Nach vier Tagen fast ständiger Zweisamkeit mal wieder im eigenen Bett geschlafen und alleine aufgewacht. Seltsam, wie schnell man sich an andere Menschen gewöhnen kann und wie schnell sie fehlen. Trotzdem schön, mal wieder so richtig Platz im Bett zu haben. Zum letzten Mal allerdings, denn im Laufe des Tages wurden aus dem Bett Einzelteile.

Tagsüber die Münchner Wohnung auf den anstehenden Umzug vorbereitet. Meine bisherigen Umzüge waren einfacher, da galt es: alles einpacken und woanders in einer leeren Wohnung auspacken. Hier steht aber schon Zeug aus drei Jahren, wenn auch recht wenig, und dazu kommt jetzt der Kram, den ich seit 40 Lebensjahren anhäufe. Gestern habe ich vieles in den Keller getragen, einiges weggeschmissen oder im Treppenhaus in die „Zu verschenken“-Ecke gelegt (eine prima Einrichtung, wie ich finde).

Abends haben F. und ich dann mein Bett auseinandergebaut und die Einzelteile ebenfalls in den Keller getragen. Meine Wohnung sieht jetzt halb bewohnt und halb leergefressen aus, ein komischer Zustand. Die Küche ist gefühlt ein bisschen zusammengeschrumpft, weil ich den Tisch zusammengeklappt und den Bürocontainer an seinen neuen Platz gerollt habe. Im Bad sieht alles aus wie immer, sehr sympathisch. Meine Abstellkammer ist deutlich leerer geworden, genau wie der Flur, aus dem Teile nun für einige Tage in der Küche stehen, damit nächste Woche die starken Jungs nicht dauernd gegen Zeug rennen, wenn sie Kisten und Möbel durch den Flur schleppen. In meinem Zimmer steht ein aufrechtes Expedit voller Bücher, die demnächst in Billys umziehen; dann kommt das Expedit in den Flur. Außerdem liegt hier noch eine einsame Matratze. Ich bekomme drei Tage nach dem Umzug Übernachtungsbesuch, was im Nachhinein vielleicht eine doofe Planung war, aber mei, man kann sich den Oktoberfesttermin ja nicht aussuchen. Und außerdem freue ich mich sehr auf den Gast.
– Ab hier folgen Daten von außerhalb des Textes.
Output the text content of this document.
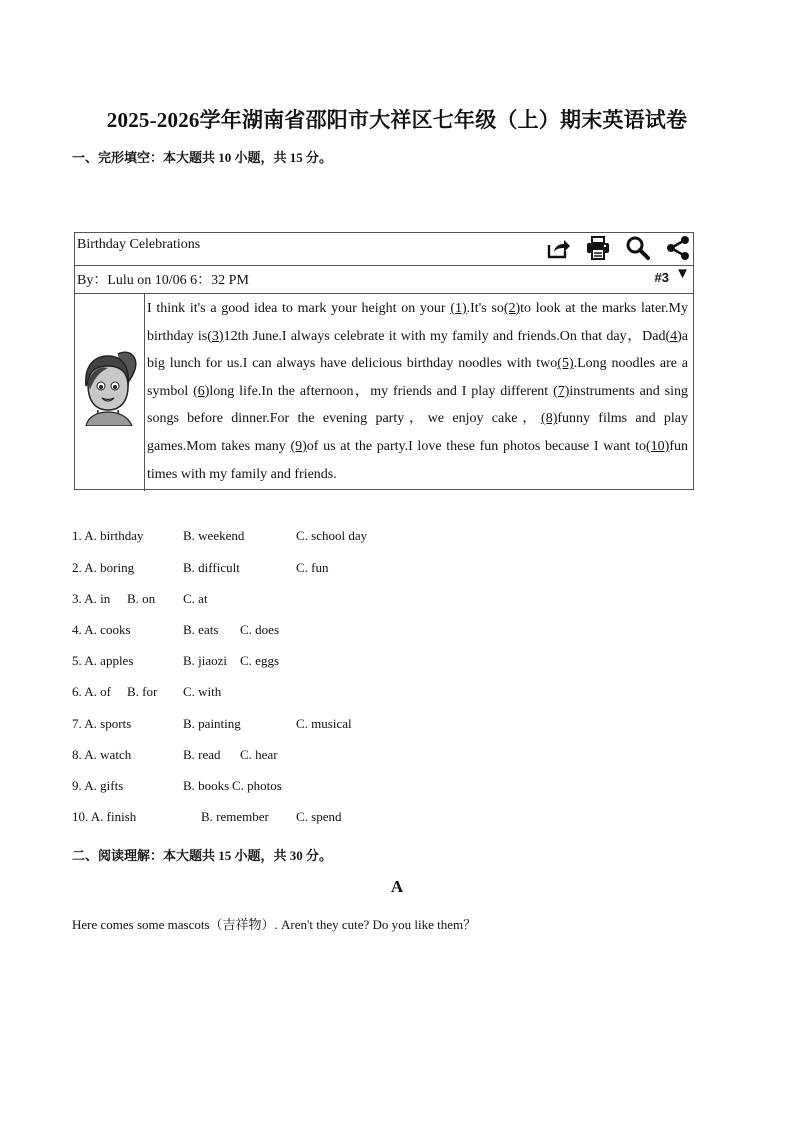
2025-2026学年湖南省邵阳市大祥区七年级（上）期末英语试卷
一、完形填空：本大题共 10 小题，共 15 分。
Birthday Celebrations
By：Lulu on 10/06 6：32 PM	#3 ▼
I think it's a good idea to mark your height on your (1).It's so(2)to look at the marks later.My birthday is(3)12th June.I always celebrate it with my family and friends.On that day，Dad(4)a big lunch for us.I can always have delicious birthday noodles with two(5).Long noodles are a symbol (6)long life.In the afternoon，my friends and I play different (7)instruments and sing songs before dinner.For the evening party，we enjoy cake，(8)funny films and play games.Mom takes many (9)of us at the party.I love these fun photos because I want to(10)fun times with my family and friends.
1. A. birthday	B. weekend	C. school day
2. A. boring	B. difficult	C. fun
3. A. in B. on C. at
4. A. cooks	B. eats C. does
5. A. apples	B. jiaozi C. eggs
6. A. of B. for C. with
7. A. sports	B. painting	C. musical
8. A. watch	B. read C. hear
9. A. gifts	B. books C. photos
10. A. finish	B. remember C. spend
二、阅读理解：本大题共 15 小题，共 30 分。
A
Here comes some mascots（吉祥物）. Aren't they cute? Do you like them？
Ab heute bin ich wieder in Hamburg, wo ich nochmal wegschmeiße oder verschenke (dazu gründe ich jetzt eine „Zu verschenken“-Ecke im Hamburger Haus) oder in Kisten packe. Ich kann immer noch nicht einschätzen, ob ich zu viel oder zu wenig mitnehme, ob alles so passt, wie ich mir das vorstelle oder ob ich in München in einer völlig zugestellten Wohnung ende. Momentan weiß ich gar nicht, wo die vielen Kisten hinsollen, die die Umziehjungs anschleppen werden, aber das sehe ich dann. Macht mich überhaupt nicht nervös, nein, nein. Ich stehe ja total auf Überraschungen und Ungeplantes.

Moment, ich muss kurz in eine Papiertüte atmen.

Weil ich kein Bett mehr habe, bei F. übernachtet und Fußball geschaut. In der zweiten Halbzeit erschöpft von allem eingeschlafen.